How my story begins: I was young, in my 20s, in a relationship, working and going back to get my college degree. I loved my life, and had thought about having children, but it was not my focus - more like an afterthought of perhaps, maybe, someday. I was focused on my school, job and relationship at the time.
I religiously got my obgyn exam each year, and everything always came back normal. One year in 1999, I think it was in October or November, I got a call from my doctor following my exam. The nurse said they wanted to do further testing and to not worry - many women have abnormal screenings and are fine. After two biopsies and an outpatient procedure - i found myself sitting on an exam table with a young female doctor telling me I have cancer. I was numb. I was in the hospital in December 1999 for a hysterectomy. Luckily it had only spread to my uterus and no further. I did not need additional treatment. But I often think how bad it could have been had I not been so diligent about my annual exams.
How I felt after diagnosis: I was very depressed and had a lot of anxiety. I was scared of what they would find during the surgery and what would happen afterwards. I was very upset that even though I was not focused on having kids - now not having the option at all was quite sad for me, as if I did not fully appreciate that part of being a woman until I was told it would never happen. I cried a lot, and had many sleepless nights. It was a tough time - probably the toughest in my life.
Telling my family and friends: I have a great family and supportive friends. I stayed positive in my telling them - "I have this but it is no big deal" type of attitude. I never really told anyone how truly scared I was. My family wanted to blame someone or something - they could not accept that it just happened. I was dealt the cards for some reason and now I had to be brave and put up the strongest fight of my life. They could not help me with this, and it scared them for sure.

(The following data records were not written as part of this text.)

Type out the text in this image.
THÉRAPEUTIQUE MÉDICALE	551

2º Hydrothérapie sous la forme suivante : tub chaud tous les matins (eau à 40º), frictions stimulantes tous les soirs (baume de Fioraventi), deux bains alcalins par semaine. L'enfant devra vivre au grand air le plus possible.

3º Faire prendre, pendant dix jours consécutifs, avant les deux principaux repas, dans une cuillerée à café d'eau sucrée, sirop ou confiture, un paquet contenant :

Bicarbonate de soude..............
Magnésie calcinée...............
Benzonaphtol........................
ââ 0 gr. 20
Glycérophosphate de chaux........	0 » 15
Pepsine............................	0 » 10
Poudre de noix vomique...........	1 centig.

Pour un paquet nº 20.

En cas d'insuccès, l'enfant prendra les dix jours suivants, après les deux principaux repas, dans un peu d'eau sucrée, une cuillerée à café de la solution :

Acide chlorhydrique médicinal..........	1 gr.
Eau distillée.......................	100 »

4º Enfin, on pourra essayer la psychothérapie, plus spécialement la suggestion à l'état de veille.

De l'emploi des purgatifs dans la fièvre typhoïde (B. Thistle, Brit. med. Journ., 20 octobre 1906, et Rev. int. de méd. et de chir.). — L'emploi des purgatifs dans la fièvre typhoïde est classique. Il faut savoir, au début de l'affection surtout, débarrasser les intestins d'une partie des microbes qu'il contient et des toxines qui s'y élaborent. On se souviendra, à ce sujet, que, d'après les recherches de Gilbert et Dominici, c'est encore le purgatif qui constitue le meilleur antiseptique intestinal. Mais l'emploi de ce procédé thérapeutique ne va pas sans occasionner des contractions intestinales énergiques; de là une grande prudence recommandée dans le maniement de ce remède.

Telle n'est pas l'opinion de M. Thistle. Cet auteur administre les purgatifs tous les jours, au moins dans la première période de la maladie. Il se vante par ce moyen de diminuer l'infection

My treatment: Luckily, it was only the surgery and three years of exams every three months. I am very lucky to have not gone through chemo or radiation.
How I felt after treatment: Anxious, scared, depressed. My life was different. I found I even missed having my period. She was with me for many years, and to not have that in my life anymore was very odd to me. I missed buying pads and having cravings and cramps! I still feel like something is missing in my body and life.
What was most difficult for me: My body being different. Not being a fertile woman. Not having the ability to create and carry my own human.
What I did to help myself: Lots of therapy!
My life after cancer: It has been great. While I am in a very different place in my life, and in a different relationship, I know this experience helped to shape me into who I am today. I also get to share my story with others, of survival and making it through the darkness.
Where I am today: I am a massage therapist and personal trainer. I manage a massage school, and I get to help people realize their potential everyday. I am healthy, I am alive, I am grateful. I run marathons and have come to truly appreciate myself and my body for the strength it has and what it can do. I no longer focus on what it can not do! I also have two stepsons, and I feel lucky that I can influence their lives and have that similar connection of mother and child.
What I want other women to know: Love your body and yourself. Your body can do and accomplish many amazing things. Realize and be grateful for its strengths, focus on the grandness of your existence, and not the worries of what cannot happen.
How I will try to help others: Stressing the importance of regular exams, and getting things checked out at the slightest inclination that something could be wrong. I had no symptoms and I believe had if I not gone to my appointment that year, I may not be here. I also would like to somehow fight those insurance companies that have policies only allowing exams once every two-three years. That is ridiculous and could be fatal to some.